Career highlights and awards
- CPBL Rookie of the Year (1994);

Medals
Men's baseball
Representing Chinese Taipei
Men's Baseball
| Silver medal – second place | 1992 Barcelona | Team |

= Lo Kuo-chong =

Taiwanese baseball player (born 1965)

Lo Kuo-chong (羅國璋 (Luó Guózhāng); born 16 September 1965 in Hsinchu, Taiwan, also spelled Lo Kuo-chang) is a retired Taiwanese professional baseball player and currently a baseball coach. He had been well known for his excellent fielding ability, which was demonstrated by setting CPBL's record of did not error in a streak of continuous 153 fielding chances during his rookie 1994 season, and was a frequent member of the Chinese Taipei national baseball team from mid-1980s to early 1990s, participating the 1988 and 1992 Summer Olympics where he won a silver medal in 1992.

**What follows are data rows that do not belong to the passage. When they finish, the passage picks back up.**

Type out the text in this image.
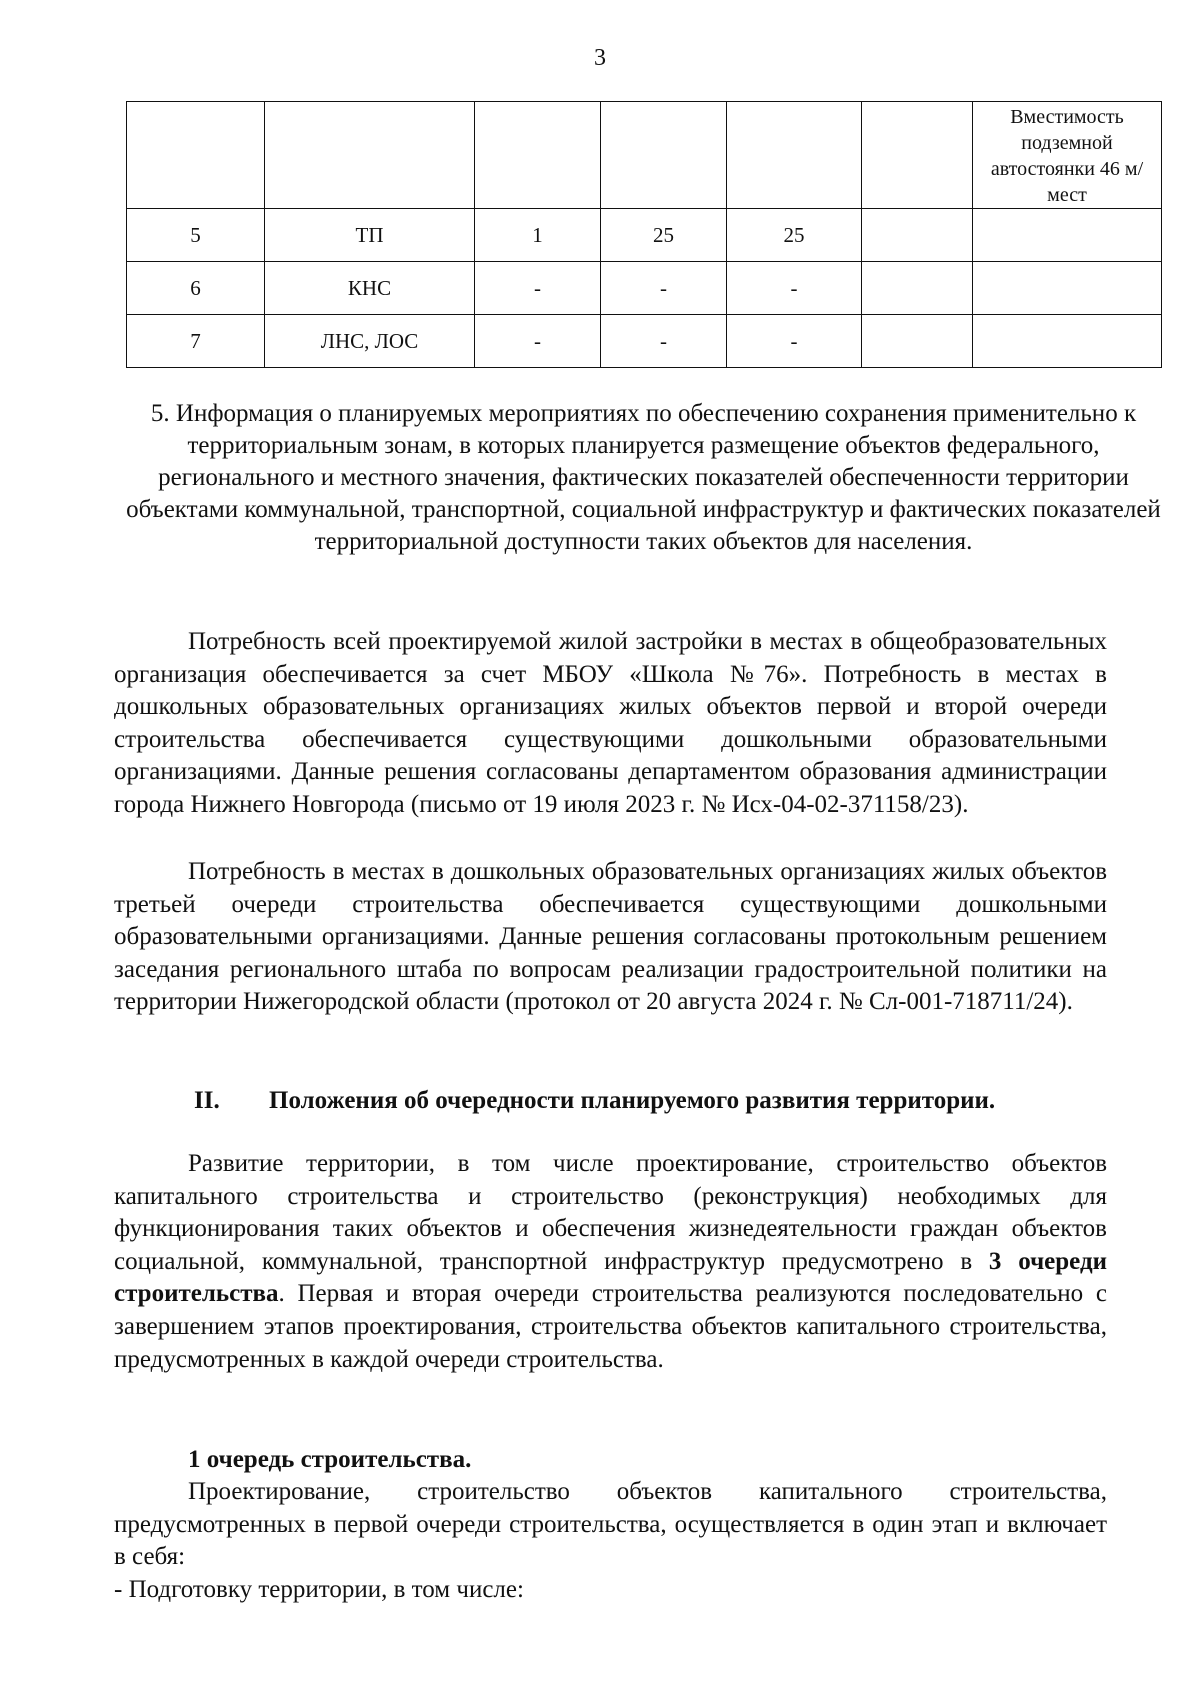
3
						Вместимость подземной автостоянки 46 м/мест
5	ТП	1	25	25		
6	КНС	-	-	-		
7	ЛНС, ЛОС	-	-	-		

5. Информация о планируемых мероприятиях по обеспечению сохранения применительно к территориальным зонам, в которых планируется размещение объектов федерального, регионального и местного значения, фактических показателей обеспеченности территории объектами коммунальной, транспортной, социальной инфраструктур и фактических показателей территориальной доступности таких объектов для населения.

Потребность всей проектируемой жилой застройки в местах в общеобразовательных организация обеспечивается за счет МБОУ «Школа №76». Потребность в местах в дошкольных образовательных организациях жилых объектов первой и второй очереди строительства обеспечивается существующими дошкольными образовательными организациями. Данные решения согласованы департаментом образования администрации города Нижнего Новгорода (письмо от 19 июля 2023 г. № Исх-04-02-371158/23).

Потребность в местах в дошкольных образовательных организациях жилых объектов третьей очереди строительства обеспечивается существующими дошкольными образовательными организациями. Данные решения согласованы протокольным решением заседания регионального штаба по вопросам реализации градостроительной политики на территории Нижегородской области (протокол от 20 августа 2024 г. № Сл-001-718711/24).

II. Положения об очередности планируемого развития территории.

Развитие территории, в том числе проектирование, строительство объектов капитального строительства и строительство (реконструкция) необходимых для функционирования таких объектов и обеспечения жизнедеятельности граждан объектов социальной, коммунальной, транспортной инфраструктур предусмотрено в 3 очереди строительства. Первая и вторая очереди строительства реализуются последовательно с завершением этапов проектирования, строительства объектов капитального строительства, предусмотренных в каждой очереди строительства.

1 очередь строительства.

Проектирование, строительство объектов капитального строительства, предусмотренных в первой очереди строительства, осуществляется в один этап и включает в себя:

- Подготовку территории, в том числе:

After the 1992 Olympics Lo joined then amateur Sampo Giants in anticipation to join CPBL the next year. However his hope temporarily vanished when CPBL rejected Sampo Giants's application late in 1992. Lo later sought to join Uni-President Lions before the 1994 CPBL season, and stayed with the team to date, originally as player (1994~2002) and later as fielding coach (since 2003 to date). He was also briefly promoted as the team's acting manager in mid-2007 for two months.

==Trivia==
- He won the 1996 CPBL Rookie of the Year award at the age of 31, therefore was jokingly referred to as old man of the year (老人王) by commentators and players.